What’s good about that title, and what can we blog content writers learn about creating effective titles for our clients’ posts?
It contains a numbered list.
Lists spatially organize information, helping to create an easy reading experience. The point of using numbered lists, I explain to blog content writers, is to demonstrate ways in which your product or service is different, and to help them organize the valuable information you’re giving them to help solve their problem or fill their need. “If your service or product is highly complex,” says Whale Hunters’ sales trainer Barbara Weaver-Smith, “it may turn off buyers, who might seek simpler solutions elsewhere to avoid having to deal with a many-step, high-commitment process.” Numbered lists are a good way to keep things simple for blog readers.
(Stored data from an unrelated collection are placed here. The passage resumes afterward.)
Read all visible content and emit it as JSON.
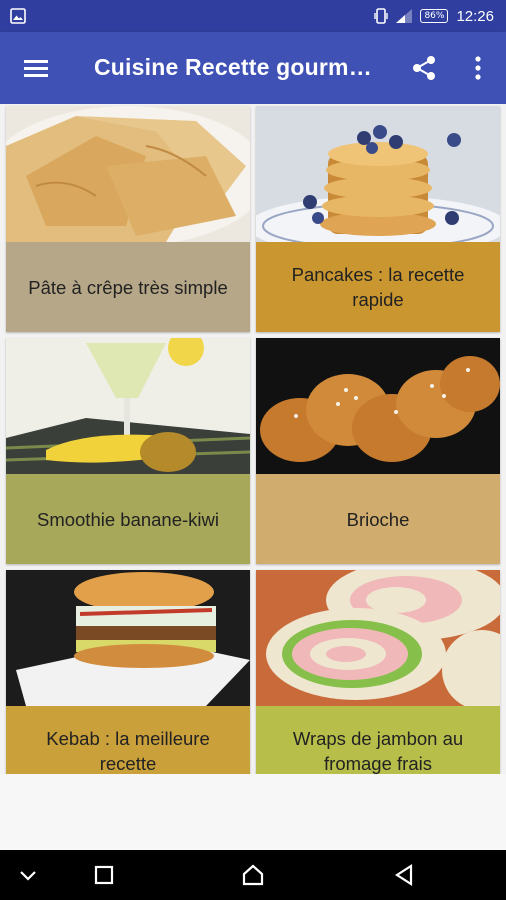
{
  "status_bar": {
    "battery": "86%",
    "time": "12:26"
  },
  "app_bar": {
    "title": "Cuisine Recette gourm…",
    "color": "#3f51b5"
  },
  "recipes": [
    {
      "label": "Pâte à crêpe très simple",
      "label_color": "#b5a787"
    },
    {
      "label": "Pancakes : la recette rapide",
      "label_color": "#c9962f"
    },
    {
      "label": "Smoothie banane-kiwi",
      "label_color": "#a7a85a"
    },
    {
      "label": "Brioche",
      "label_color": "#d1ac6f"
    },
    {
      "label": "Kebab : la meilleure recette",
      "label_color": "#c9a03a"
    },
    {
      "label": "Wraps de jambon au fromage frais",
      "label_color": "#b7bf4a"
    }
  ]
}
The advice is offered in terms of how decisions today will affect you “down the road”.
Discussing “down the road” is less threatening to readers than being told that what they are doing right now is wrong. While debunking misunderstandings is a good function for blogs, people generally don’t like to have their assertions and assumptions challenged. Putting things in terms of “down the road” softens the effect of the implied critique.
It’s not promoting a product or service, merely promising to offer helpful tips.
One point I’ve consistently stressed in these Say It For You blog content writing tutorials is how important it is to provide valuable information to readers, while avoiding any hint of “hard sell”. Providing tips and hints may very well be the perfect tactic for accomplishing that goal. “While blogs can be used as a tool for selling, they are at their best when they are relational, conversational, and offer readers something useful that will enhance their lives in some way,” Damon Rouse of problogger.net advises.
The title mentions how the information can affect YOU.
The implication is that readers are in control of their own outcomes; there’s no “listen-to-me-and- my- wisdom” approach. There’s no hint of “scare marketing” in the title, either.
Effective blog titles emphasize effects!